MAX_ITERS_OVERRIDE = 0  #@param {type:"integer"}


In [None]:
#@title 2) Clone / Update Repository
from pathlib import Path

repo_path = Path(WORKDIR)

if not repo_path.exists():
    !git clone {GITHUB_REPO} {WORKDIR}
else:
    print(f"Repo already exists at {WORKDIR}")

%cd {WORKDIR}
!git fetch --all --prune
!git checkout {GIT_BRANCH}
!git pull --ff-only
!git status --short


In [None]:
#@title 3) Install uv + Sync Environment
!python -m pip -q install uv
!uv sync

!uv --version
!uv run python --version
!uv run python -c "import torch; print('torch', torch.__version__, 'cuda', torch.cuda.is_available())"


In [None]:
#@title 4) Lint / Type Health Check
!uv run ruff check src train_improved.py scripts/play_pygame.py
!uv run pyrefly check src


In [None]:
#@title 5) Resolve HF Token (Kaggle Secret or fallback)
import os

hf_token = ""

if ENABLE_HF:
    # Try Kaggle secrets first
    try:
        from kaggle_secrets import UserSecretsClient
        hf_token = UserSecretsClient().get_secret("HF_TOKEN")
        print("Loaded HF token from Kaggle Secrets.")
    except Exception:
        hf_token = HF_TOKEN_FALLBACK.strip()
        if hf_token:
            print("Loaded HF token from HF_TOKEN_FALLBACK parameter.")

    if not hf_token:
        raise RuntimeError(
            "ENABLE_HF=True but no HF token found.
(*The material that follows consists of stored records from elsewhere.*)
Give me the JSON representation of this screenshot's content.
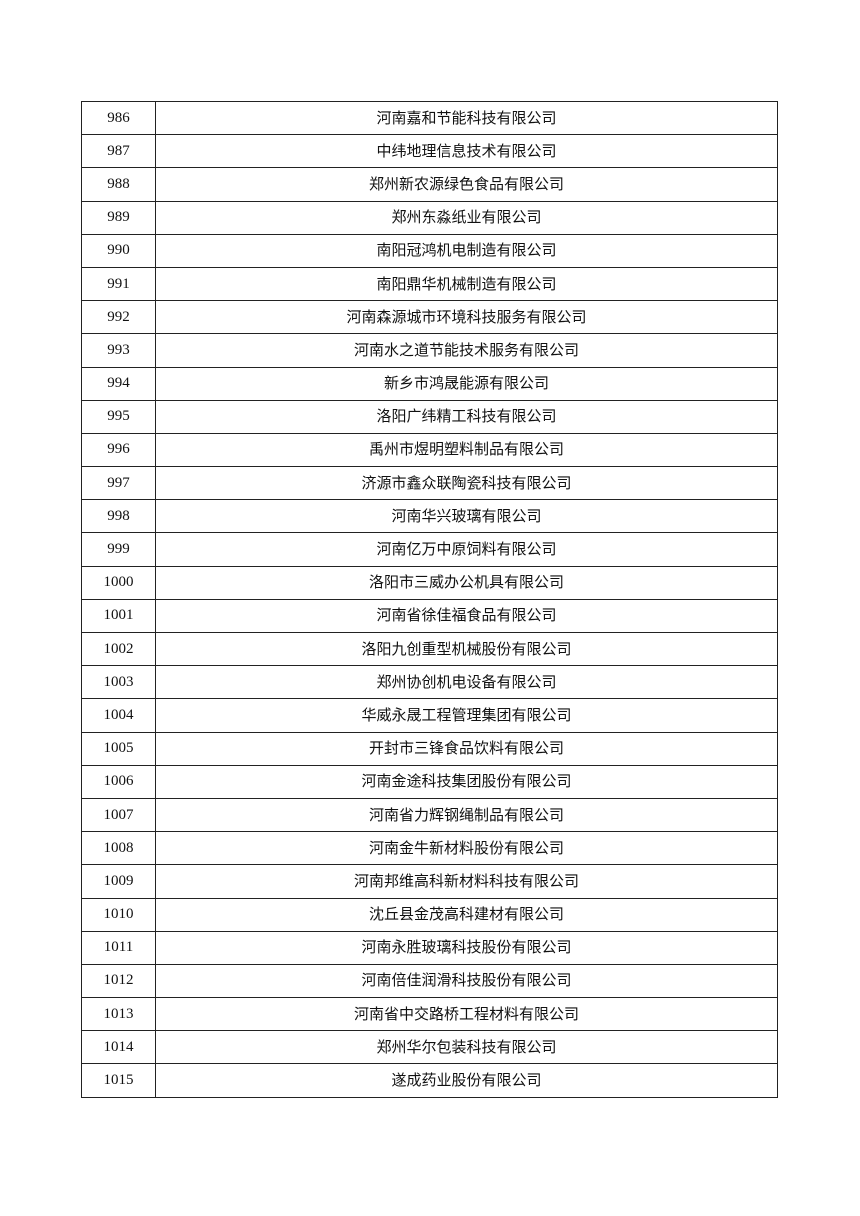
{
  "rows": [
    {
      "no": "986",
      "name": "河南嘉和节能科技有限公司"
    },
    {
      "no": "987",
      "name": "中纬地理信息技术有限公司"
    },
    {
      "no": "988",
      "name": "郑州新农源绿色食品有限公司"
    },
    {
      "no": "989",
      "name": "郑州东淼纸业有限公司"
    },
    {
      "no": "990",
      "name": "南阳冠鸿机电制造有限公司"
    },
    {
      "no": "991",
      "name": "南阳鼎华机械制造有限公司"
    },
    {
      "no": "992",
      "name": "河南森源城市环境科技服务有限公司"
    },
    {
      "no": "993",
      "name": "河南水之道节能技术服务有限公司"
    },
    {
      "no": "994",
      "name": "新乡市鸿晟能源有限公司"
    },
    {
      "no": "995",
      "name": "洛阳广纬精工科技有限公司"
    },
    {
      "no": "996",
      "name": "禹州市煜明塑料制品有限公司"
    },
    {
      "no": "997",
      "name": "济源市鑫众联陶瓷科技有限公司"
    },
    {
      "no": "998",
      "name": "河南华兴玻璃有限公司"
    },
    {
      "no": "999",
      "name": "河南亿万中原饲料有限公司"
    },
    {
      "no": "1000",
      "name": "洛阳市三威办公机具有限公司"
    },
    {
      "no": "1001",
      "name": "河南省徐佳福食品有限公司"
    },
    {
      "no": "1002",
      "name": "洛阳九创重型机械股份有限公司"
    },
    {
      "no": "1003",
      "name": "郑州协创机电设备有限公司"
    },
    {
      "no": "1004",
      "name": "华威永晟工程管理集团有限公司"
    },
    {
      "no": "1005",
      "name": "开封市三锋食品饮料有限公司"
    },
    {
      "no": "1006",
      "name": "河南金途科技集团股份有限公司"
    },
    {
      "no": "1007",
      "name": "河南省力辉钢绳制品有限公司"
    },
    {
      "no": "1008",
      "name": "河南金牛新材料股份有限公司"
    },
    {
      "no": "1009",
      "name": "河南邦维高科新材料科技有限公司"
    },
    {
      "no": "1010",
      "name": "沈丘县金茂高科建材有限公司"
    },
    {
      "no": "1011",
      "name": "河南永胜玻璃科技股份有限公司"
    },
    {
      "no": "1012",
      "name": "河南倍佳润滑科技股份有限公司"
    },
    {
      "no": "1013",
      "name": "河南省中交路桥工程材料有限公司"
    },
    {
      "no": "1014",
      "name": "郑州华尔包装科技有限公司"
    },
    {
      "no": "1015",
      "name": "遂成药业股份有限公司"
    }
  ]
}
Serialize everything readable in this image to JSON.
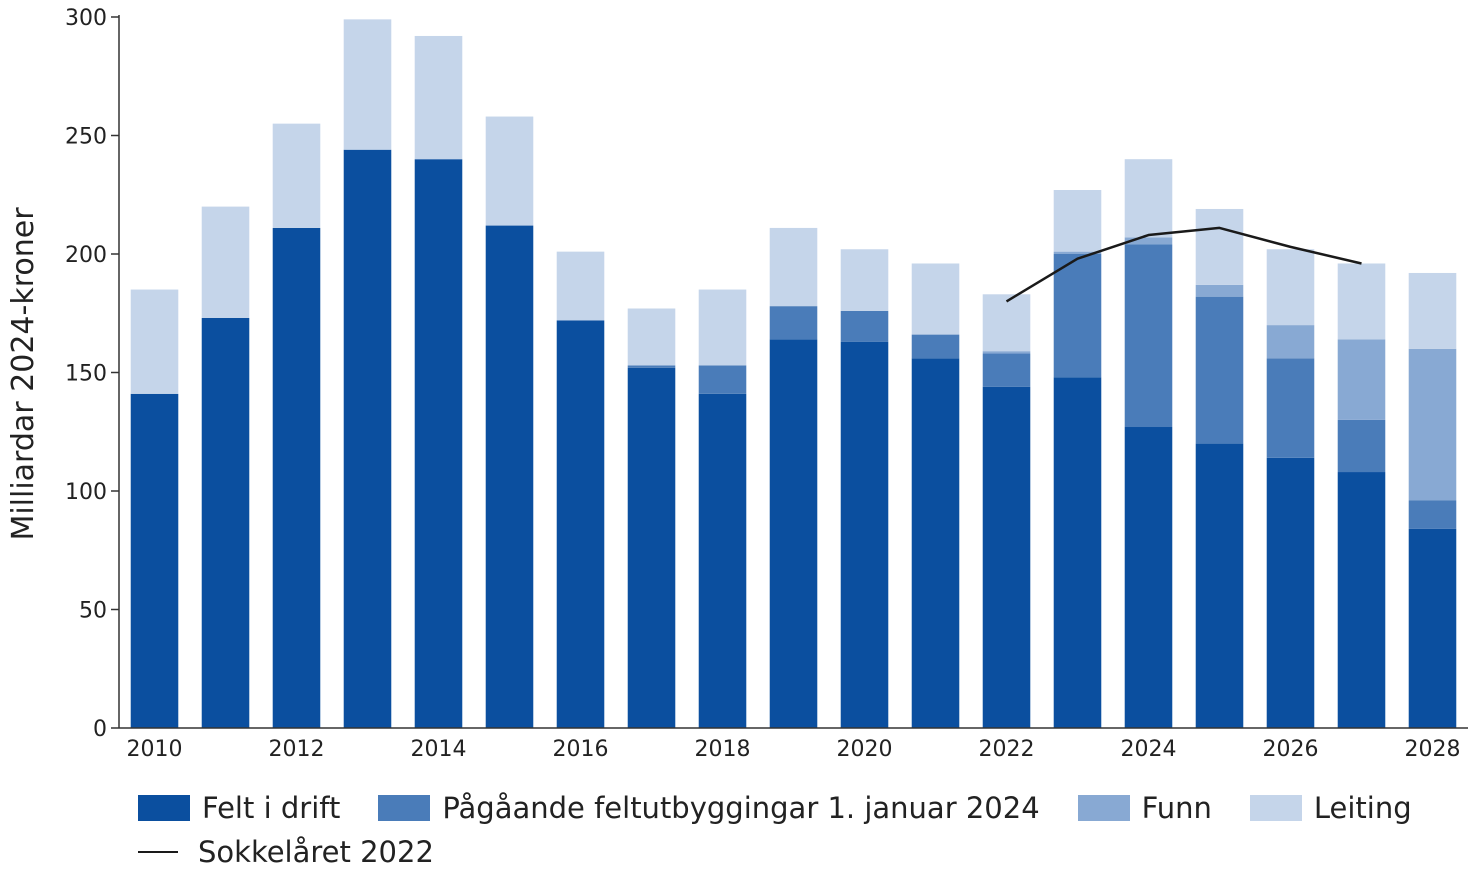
{
  "chart_data": {
    "type": "bar",
    "stacked": true,
    "title": "",
    "ylabel": "Milliardar 2024-kroner",
    "xlabel": "",
    "ylim": [
      0,
      300
    ],
    "yticks": [
      0,
      50,
      100,
      150,
      200,
      250,
      300
    ],
    "categories": [
      2010,
      2011,
      2012,
      2013,
      2014,
      2015,
      2016,
      2017,
      2018,
      2019,
      2020,
      2021,
      2022,
      2023,
      2024,
      2025,
      2026,
      2027,
      2028
    ],
    "xticks": [
      "2010",
      "2012",
      "2014",
      "2016",
      "2018",
      "2020",
      "2022",
      "2024",
      "2026",
      "2028"
    ],
    "grid": false,
    "legend_position": "bottom",
    "series": [
      {
        "name": "Felt i drift",
        "color": "#0b4f9f",
        "values": [
          141,
          173,
          211,
          244,
          240,
          212,
          172,
          152,
          141,
          164,
          163,
          156,
          144,
          148,
          127,
          120,
          114,
          108,
          84
        ]
      },
      {
        "name": "Pågåande feltutbyggingar 1. januar 2024",
        "color": "#4a7cb9",
        "values": [
          0,
          0,
          0,
          0,
          0,
          0,
          0,
          1,
          12,
          14,
          13,
          10,
          14,
          52,
          77,
          62,
          42,
          22,
          12
        ]
      },
      {
        "name": "Funn",
        "color": "#88a9d3",
        "values": [
          0,
          0,
          0,
          0,
          0,
          0,
          0,
          0,
          0,
          0,
          0,
          0,
          1,
          1,
          3,
          5,
          14,
          34,
          64
        ]
      },
      {
        "name": "Leiting",
        "color": "#c5d5ea",
        "values": [
          44,
          47,
          44,
          55,
          52,
          46,
          29,
          24,
          32,
          33,
          26,
          30,
          24,
          26,
          33,
          32,
          32,
          32,
          32
        ]
      }
    ],
    "line_series": {
      "name": "Sokkelåret 2022",
      "color": "#1a1a1a",
      "x": [
        2022,
        2023,
        2024,
        2025,
        2026,
        2027
      ],
      "values": [
        180,
        198,
        208,
        211,
        203,
        196
      ]
    }
  }
}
Add Kaggle Secret HF_TOKEN or set HF_TOKEN_FALLBACK."
        )

    os.environ["HF_TOKEN"] = hf_token


## 6) Configure Notebook Training Profile

This updates `train_improved.CONFIG` in-memory for this session.


In [None]:
#@title 6) Build CONFIG for Kaggle Session
import torch
import train_improved as t

profiles = {
    "debug": {
        "iterations": 3,
        "episodes_per_iter": 10,
        "mcts_sims": 48,
        "epochs": 2,
        "batch_size": 64,
        "d_model": 96,
        "nhead": 8,
        "num_layers": 3,
        "dim_feedforward": 256,
    },
    "balanced": {
        "iterations": 10,
        "episodes_per_iter": 32,
        "mcts_sims": 128,
        "epochs": 4,
        "batch_size": 96,
        "d_model": 128,
        "nhead": 8,
        "num_layers": 4,
        "dim_feedforward": 384,
    },
    "strong": {
        "iterations": 16,
        "episodes_per_iter": 56,
        "mcts_sims": 224,
        "epochs": 6,
        "batch_size": 128,
        "d_model": 192,
        "nhead": 8,
        "num_layers": 6,
        "dim_feedforward": 512,
    },
}

cfg = profiles[PROFILE].copy()
cfg.update({
    "verbose_logs": False,
    "episode_log_every": 60,
    "save_every": 2,
    "val_split": 0.1,
    "seed": 42,
    "checkpoint_dir": "checkpoints",
    "log_dir": "logs",
    "onnx_path": "ataxx_model.onnx",
})

if MAX_ITERS_OVERRIDE > 0:
    cfg["iterations"] = int(MAX_ITERS_OVERRIDE)

if ENABLE_HF:
    cfg["hf_enabled"] = True
    cfg["hf_repo_id"] = HF_REPO_ID
    cfg["hf_token_env"] = "HF_TOKEN"
    cfg["hf_local_dir"] = "hf_checkpoints"
    cfg["keep_last_n_hf_checkpoints"] = 3
else:
    cfg["hf_enabled"] = False

for k, v in cfg.items():
    t.CONFIG[k] = v

print("Active config:")
for key in [
    "iterations", "episodes_per_iter", "mcts_sims", "epochs", "batch_size",
    "d_model", "num_layers", "dim_feedforward", "save_every",
    "hf_enabled", "hf_repo_id"
]:
    print(f"  {key}: {t.CONFIG.get(key)}")

print("GPU available:", torch.cuda.is_available())
if torch.cuda.is_available():
    print("GPU:", torch.cuda.get_device_name(0))


In [None]:
#@title 7) Start / Resume Training
# Auto-resume from latest HF checkpoint if hf_enabled=True and repo has checkpoints.
import train_improved as t

t.main()


In [None]:
#@title 8) Check Artifacts
from pathlib import Path

for p in [Path("checkpoints"), Path("logs"), Path("hf_checkpoints")]:
    if p.exists():
        print(f"
{p}/")
        for f in sorted(p.glob("*"))[:40]:
            print("  -", f.name)


In [None]:
#@title 9) Optional TensorBoard
# Kaggle supports this in notebook output panel.
%load_ext tensorboard
%tensorboard --logdir logs


## 10) Save Kaggle Working Directory (Optional)

If HF is disabled, you can still persist artifacts by creating a Kaggle dataset from `/kaggle/working/ataxx-zero/checkpoints` manually after run.


## 11) Troubleshooting

- **OOM**: lower `batch_size`, `d_model`, `num_layers`, or `mcts_sims`.
- **Slow runs**: use `PROFILE=debug` first.
- **HF errors**: verify `HF_REPO_ID` and secret `HF_TOKEN`.
- **No resume**: ensure HF repo has `model_iter_XXX.pt` and `buffer_iter_XXX.npz`.